No relacionamento entre homem e mulher, é tão veemente o papel que o sexo assume, que outros aspectos acabam eclipsados. Mesmo assim, a compreensão da difícil e misteriosa complementaridade continua a nos desafiar. É tema central da psicologia - se não o único! - e alimenta a poesia das canções populares pelo mundo afora. Por isso, a observação do filósofo merece ser lida sem qualquer preconceito. O ponto central ali, para mim, está na afirmação de que a mulher tem "uma maneira de conceber as coisas totalmente diferente" da do homem. E aí, entendo conceber as coisas como a forma de obter e processar a informação. Seria perigoso, quando se quer compreender, dizer que é uma forma diferente de raciocinar. O pensamento - processamento dos dados da memória em confronto com os dados recém adquiridos pelos sentidos - este pensar me parece apenas parte de um processo mais complexo, que envolve outras faculdades e, é provável, outras memórias, menos conscientes. Por mais que alguns discordem, o cérebro humano difere dos computadores não só na espécie, no gênero, na família etc. mas certamente na ordem, na classe e no reino, até!

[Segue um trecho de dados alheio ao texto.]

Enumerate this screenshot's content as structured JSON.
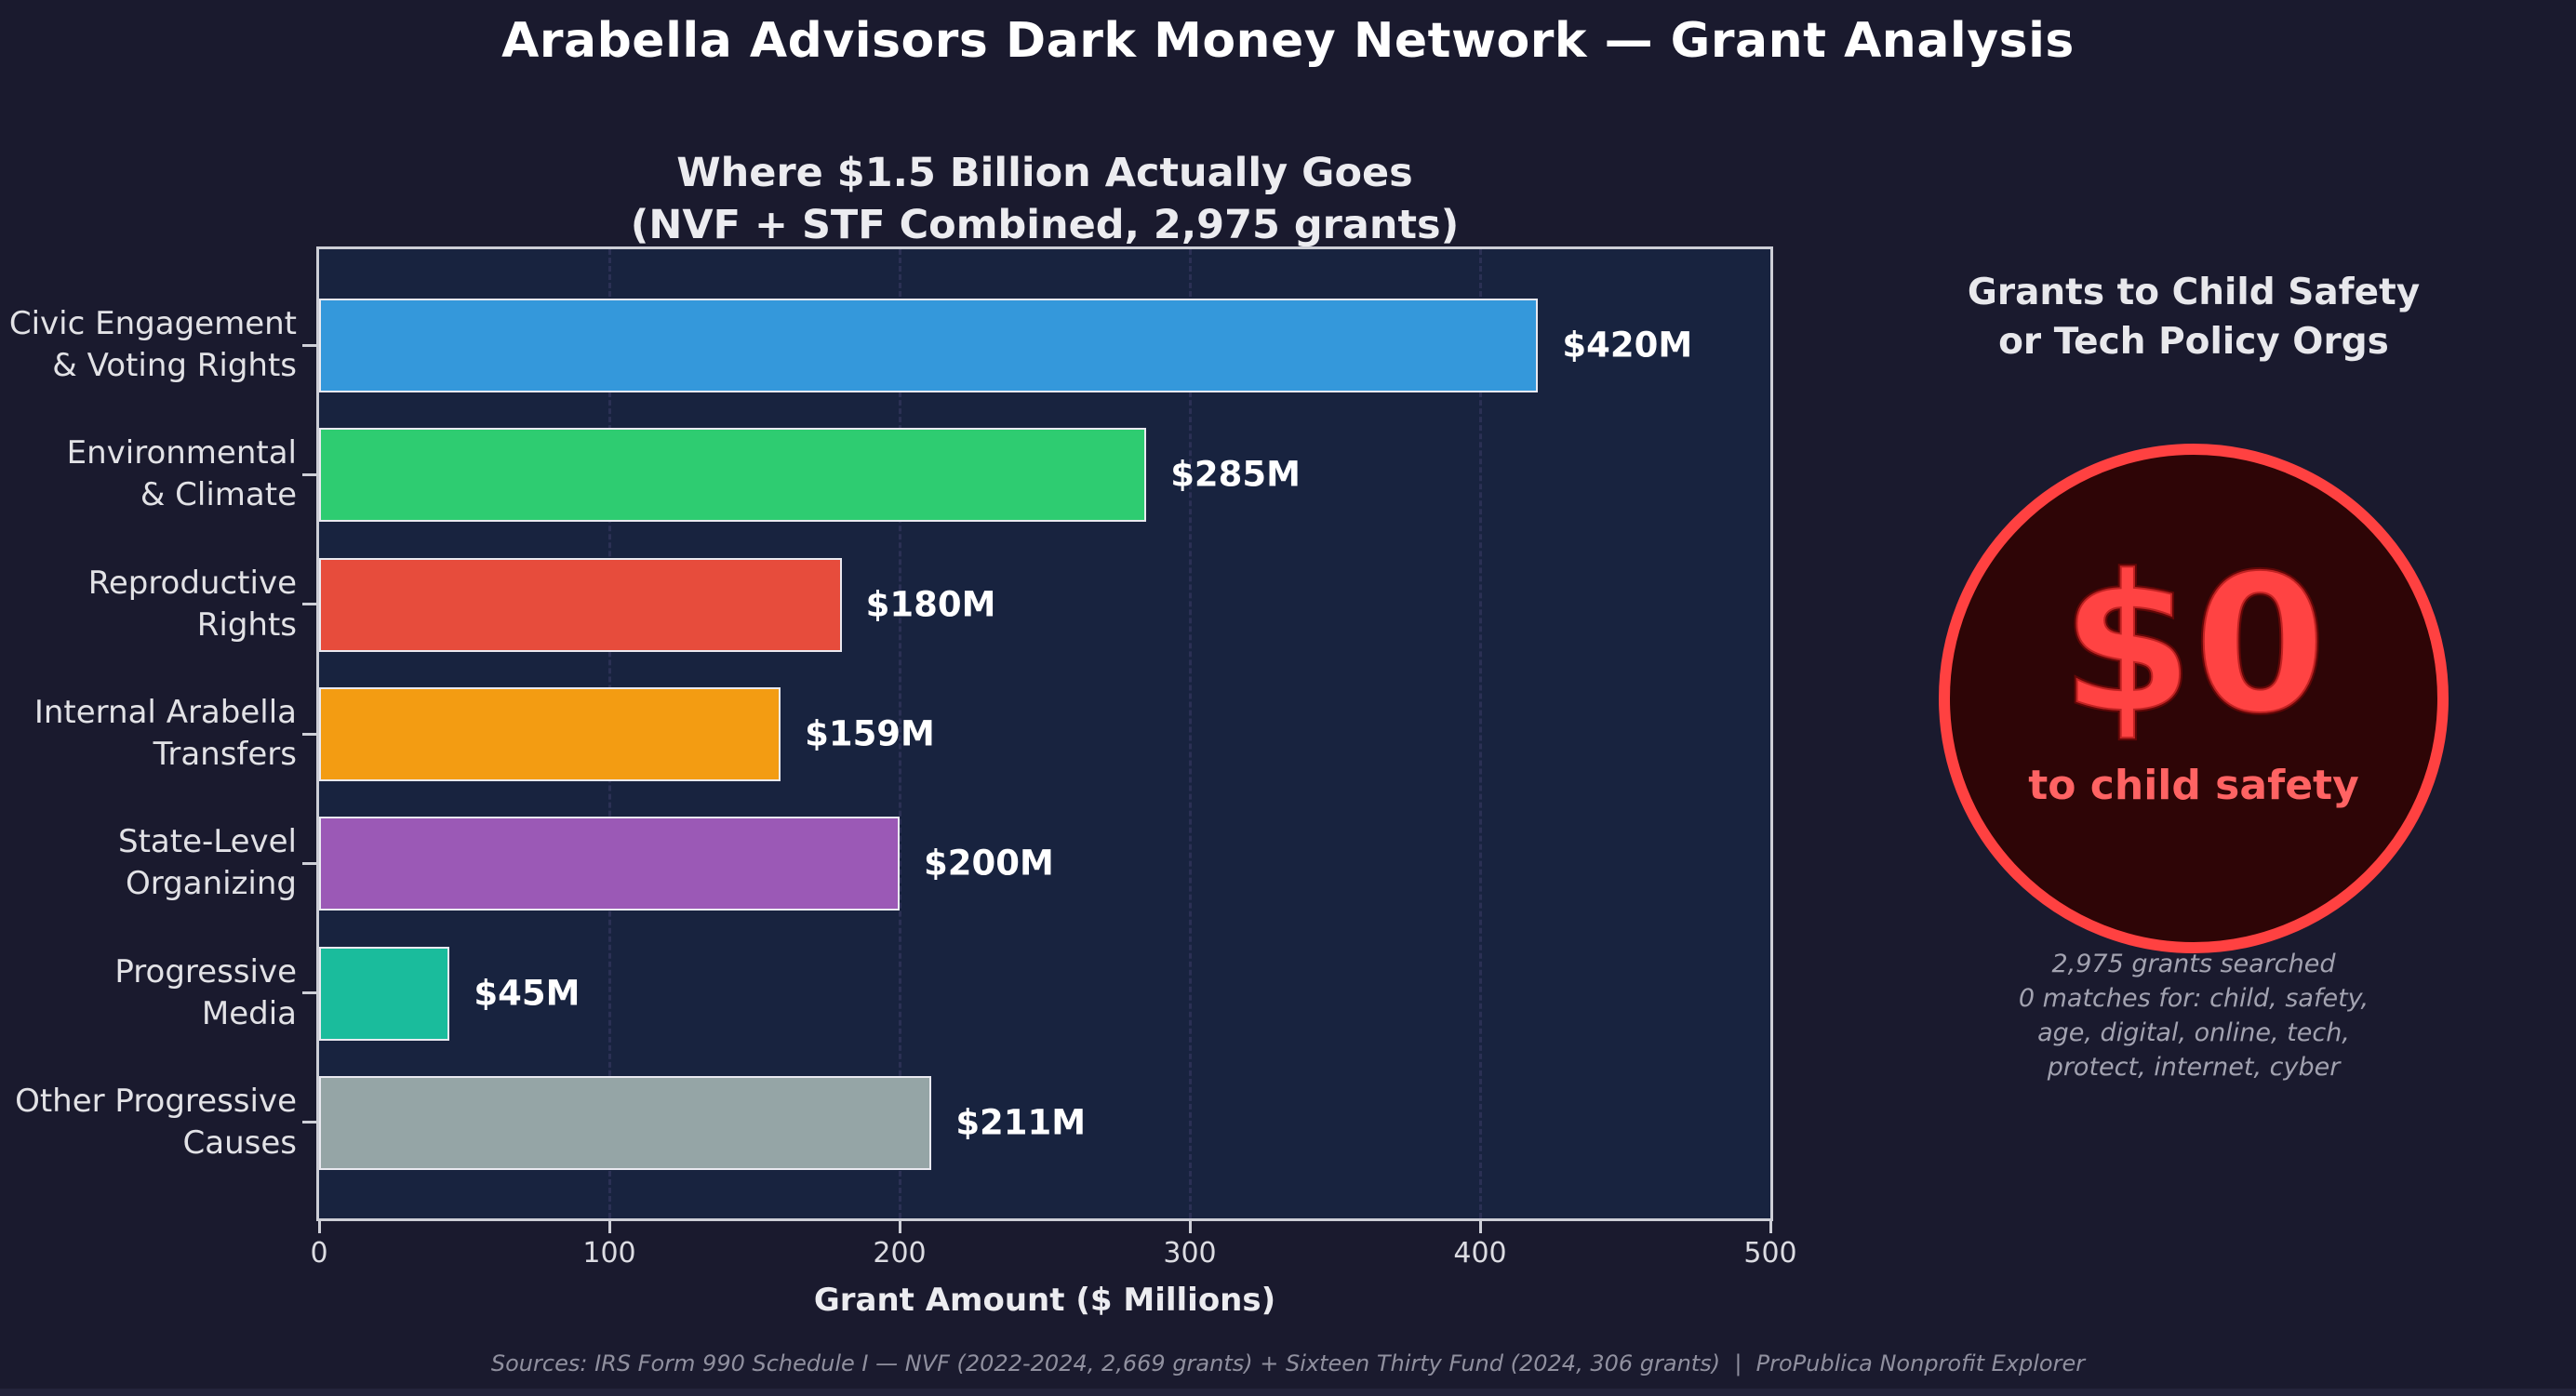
{
  "page": {
    "title": "Arabella Advisors Dark Money Network — Grant Analysis",
    "background": "#1a1a2e"
  },
  "chart_data": {
    "type": "bar",
    "orientation": "horizontal",
    "title_lines": [
      "Where $1.5 Billion Actually Goes",
      "(NVF + STF Combined, 2,975 grants)"
    ],
    "categories": [
      "Civic Engagement & Voting Rights",
      "Environmental & Climate",
      "Reproductive Rights",
      "Internal Arabella Transfers",
      "State-Level Organizing",
      "Progressive Media",
      "Other Progressive Causes"
    ],
    "category_label_lines": [
      [
        "Civic Engagement",
        "& Voting Rights"
      ],
      [
        "Environmental",
        "& Climate"
      ],
      [
        "Reproductive",
        "Rights"
      ],
      [
        "Internal Arabella",
        "Transfers"
      ],
      [
        "State-Level",
        "Organizing"
      ],
      [
        "Progressive",
        "Media"
      ],
      [
        "Other Progressive",
        "Causes"
      ]
    ],
    "values": [
      420,
      285,
      180,
      159,
      200,
      45,
      211
    ],
    "value_labels": [
      "$420M",
      "$285M",
      "$180M",
      "$159M",
      "$200M",
      "$45M",
      "$211M"
    ],
    "bar_colors": [
      "#3498db",
      "#2ecc71",
      "#e74c3c",
      "#f39c12",
      "#9b59b6",
      "#1abc9c",
      "#95a5a6"
    ],
    "xlabel": "Grant Amount ($ Millions)",
    "xlim": [
      0,
      500
    ],
    "xticks": [
      0,
      100,
      200,
      300,
      400,
      500
    ],
    "grid": "vertical-dashed",
    "legend": "none",
    "plot_background": "#18233f",
    "bar_edge_color": "#e9e9f0"
  },
  "right_panel": {
    "heading_lines": [
      "Grants to Child Safety",
      "or Tech Policy Orgs"
    ],
    "zero_amount": "$0",
    "zero_caption": "to child safety",
    "circle_border_color": "#ff4141",
    "circle_fill_color": "#2e0506",
    "amount_color": "#ff4343",
    "caption_color": "#ff6363",
    "note_lines": [
      "2,975 grants searched",
      "0 matches for: child, safety,",
      "age, digital, online, tech,",
      "protect, internet, cyber"
    ]
  },
  "footer": {
    "source_text": "Sources: IRS Form 990 Schedule I — NVF (2022-2024, 2,669 grants) + Sixteen Thirty Fund (2024, 306 grants)  |  ProPublica Nonprofit Explorer"
  }
}
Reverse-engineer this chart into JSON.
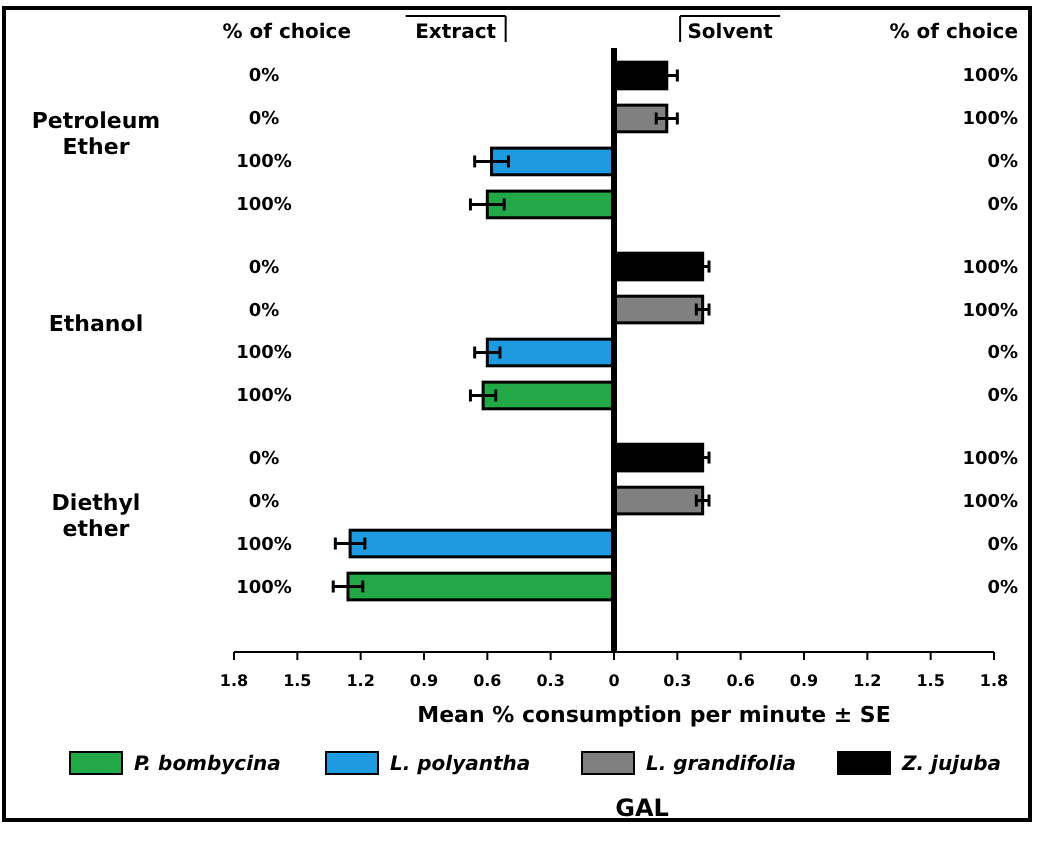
{
  "chart_data": {
    "type": "bar",
    "orientation": "horizontal",
    "title": "GAL",
    "xlabel": "Mean % consumption per minute ± SE",
    "categories": [
      "Petroleum Ether",
      "Ethanol",
      "Diethyl ether"
    ],
    "series": [
      {
        "name": "P. bombycina",
        "color": "#22a846",
        "values": [
          -0.6,
          -0.62,
          -1.26
        ],
        "errors": [
          0.08,
          0.06,
          0.07
        ]
      },
      {
        "name": "L. polyantha",
        "color": "#1e9be0",
        "values": [
          -0.58,
          -0.6,
          -1.25
        ],
        "errors": [
          0.08,
          0.06,
          0.07
        ]
      },
      {
        "name": "L. grandifolia",
        "color": "#808080",
        "values": [
          0.25,
          0.42,
          0.42
        ],
        "errors": [
          0.05,
          0.03,
          0.03
        ]
      },
      {
        "name": "Z. jujuba",
        "color": "#000000",
        "values": [
          0.25,
          0.42,
          0.42
        ],
        "errors": [
          0.05,
          0.03,
          0.03
        ]
      }
    ],
    "xlim": [
      -1.8,
      1.8
    ],
    "xticks": [
      {
        "value": -1.8,
        "label": "1.8"
      },
      {
        "value": -1.5,
        "label": "1.5"
      },
      {
        "value": -1.2,
        "label": "1.2"
      },
      {
        "value": -0.9,
        "label": "0.9"
      },
      {
        "value": -0.6,
        "label": "0.6"
      },
      {
        "value": -0.3,
        "label": "0.3"
      },
      0,
      0.3,
      0.6,
      0.9,
      1.2,
      1.5,
      1.8
    ],
    "legend": "bottom",
    "annotations": [
      "% of choice",
      "Extract",
      "Solvent",
      "% of choice",
      "0%",
      "0%",
      "100%",
      "100%",
      "100%",
      "100%",
      "0%",
      "0%",
      "0%",
      "0%",
      "100%",
      "100%",
      "100%",
      "100%",
      "0%",
      "0%",
      "0%",
      "0%",
      "100%",
      "100%",
      "100%",
      "100%",
      "0%",
      "0%"
    ]
  }
}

Dizer que há software diferentes para cada sexo é apenas uma metáfora de constatação. Nada esclarece. Como qualquer pseudo-explicação, tem o condão de cessar a investigação. Além do mais, no bicho homem, os processos de evolução da espécie e da "cultura" se misturam e influem reciprocamente. Prefiro as imagens quase místicas dos alquimistas da idade média, que num mesmo cadinho fundiam seus sonhos e crenças, para sublimar a imagem da conjunctio, a união de opostos, na idealização de um ser perfeito e completo, por dispor, simultaneamente das qualidades femininas e masculinas. A psicologia moderna encampou essa imagem para explicar a necessidade que um homem tem da companheira e vice-versa.
Como Deus está no ser humano e, conscientemente ou não, ele busca esse estado apenas intuído ou vislumbrado de comunhão divina, assim também a busca do equilíbrio com a companhia do sexo oposto é uma questão da alma, antes de ser sexual.